India’s exports have been resilient to the Covid impact but policies need to be tailored differently
India’s export sector may be a middling performer, but it has shown the capacity to weather great economic shocks, be it the Global Financial Crisis (2007-09) or the pandemic that crippled global supply and demand for nearly a year and a half. This is because its export basket and earnings are somewhat diversified, unlike commodity exporters in Africa and the Americas. The latest merchandise export numbers bear this out: at $197 billion, April-September exports are up 24 per cent over 2019-20, a pre-pandemic benchmark, and less surprisingly 57 per cent over 2020-21, a year in which growth and exports fell steeply. If India’s exports of goods and services cross $550 billion in 2021-22 (a target of $400 billion has been set for merchandise exports), it would be as good as any normal year if not better, given that India’s GDP would perhaps still be 2-3 per cent below pre-pandemic levels. Exports crossed 20 per cent of GDP in 2005, coinciding with the high growth years of 2003-08, touching 24-25 per cent in 2008 and 2013. The share of exports at present is about 20 per cent, its growth pattern being less volatile than that of the economy; this points to exports’ potential as a macro-economic stabiliser and growth driver domestically, making up for the absence of fiscal capacity.
The return of global demand has contributed to the increase in exports this fiscal. Liquidity measures announced for MSMEs, which contribute over 40 per cent of exports, are likely to have helped them deal with working capital bottlenecks. While the exports in the latter half of 2020-21 were driven by iron ore, pharma and agri-commodities, petroleum (which contributes 15 per cent of total exports), engineering goods (28 per cent), textiles and clothing (8 per cent) and gems and jewellery (10 per cent) have contributed to the kitty since April. Services too have held up, despite sectors such as tourism, travel and hospitality taking a hit. April-August services exports were up 4.5 per cent over 2019-20.

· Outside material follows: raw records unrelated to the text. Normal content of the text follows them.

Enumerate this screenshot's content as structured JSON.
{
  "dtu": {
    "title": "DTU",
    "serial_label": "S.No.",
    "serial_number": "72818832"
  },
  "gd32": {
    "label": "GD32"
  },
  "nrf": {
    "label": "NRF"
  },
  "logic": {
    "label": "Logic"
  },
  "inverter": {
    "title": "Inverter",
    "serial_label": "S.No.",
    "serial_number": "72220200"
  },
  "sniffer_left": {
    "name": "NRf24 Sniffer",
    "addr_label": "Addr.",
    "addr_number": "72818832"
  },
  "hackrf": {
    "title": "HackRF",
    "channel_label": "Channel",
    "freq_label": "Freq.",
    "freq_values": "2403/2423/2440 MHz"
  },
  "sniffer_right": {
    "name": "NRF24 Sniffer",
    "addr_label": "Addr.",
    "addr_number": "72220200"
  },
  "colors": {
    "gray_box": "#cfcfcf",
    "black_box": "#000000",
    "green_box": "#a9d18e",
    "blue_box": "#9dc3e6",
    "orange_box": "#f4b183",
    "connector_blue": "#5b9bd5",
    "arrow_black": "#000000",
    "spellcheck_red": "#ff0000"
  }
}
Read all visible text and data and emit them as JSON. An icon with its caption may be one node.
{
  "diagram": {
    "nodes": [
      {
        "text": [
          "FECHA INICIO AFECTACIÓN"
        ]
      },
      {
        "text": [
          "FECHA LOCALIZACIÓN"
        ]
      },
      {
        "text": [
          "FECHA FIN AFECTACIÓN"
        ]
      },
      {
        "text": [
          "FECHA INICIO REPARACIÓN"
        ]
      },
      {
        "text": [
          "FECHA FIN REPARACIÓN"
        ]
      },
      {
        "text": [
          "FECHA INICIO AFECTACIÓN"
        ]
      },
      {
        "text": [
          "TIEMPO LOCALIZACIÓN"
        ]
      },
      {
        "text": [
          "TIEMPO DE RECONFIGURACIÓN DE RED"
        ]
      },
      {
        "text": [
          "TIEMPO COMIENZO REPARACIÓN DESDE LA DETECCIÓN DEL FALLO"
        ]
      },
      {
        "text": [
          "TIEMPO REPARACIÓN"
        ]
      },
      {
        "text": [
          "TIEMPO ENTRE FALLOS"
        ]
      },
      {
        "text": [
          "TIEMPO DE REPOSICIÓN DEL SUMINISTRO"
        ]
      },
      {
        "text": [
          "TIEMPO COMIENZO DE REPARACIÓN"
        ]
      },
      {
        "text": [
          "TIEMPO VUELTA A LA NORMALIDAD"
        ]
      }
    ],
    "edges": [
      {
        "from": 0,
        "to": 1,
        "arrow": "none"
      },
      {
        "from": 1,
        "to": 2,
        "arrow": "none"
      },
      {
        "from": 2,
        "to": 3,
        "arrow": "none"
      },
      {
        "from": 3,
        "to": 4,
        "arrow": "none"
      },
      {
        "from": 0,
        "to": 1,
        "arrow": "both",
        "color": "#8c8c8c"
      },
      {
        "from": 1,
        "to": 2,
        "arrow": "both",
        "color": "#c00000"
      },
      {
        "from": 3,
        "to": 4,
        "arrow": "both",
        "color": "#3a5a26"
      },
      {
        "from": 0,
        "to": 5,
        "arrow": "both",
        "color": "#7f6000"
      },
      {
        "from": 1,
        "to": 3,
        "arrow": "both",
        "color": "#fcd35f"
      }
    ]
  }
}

India faces challenges and opportunities, as the world explores alternatives to China. It needs to wean itself away from tax reimbursement schemes, as they could attract both WTO scrutiny as well as countervailing duties in the importing country. Instead of getting mired in the debate on whether RoDTEP (Remission of Duties or Taxes on Export Products) reimburses exports sufficiently or covers all exporters who benefited from the Merchandise Export Incentive Scheme, the focus should be on developing infrastructure and logistics. The benefits of export promotion schemes need to be assessed. India needs to revisit FTAs setting aside its RCEP experience; the RCEP is a group of suppliers with competing agendas. Finally, it needs to develop a product-specific export strategy, such as the PLI for man-made fibres. Creating an export basket of both low value and high value goods and services should be the goal, going forward.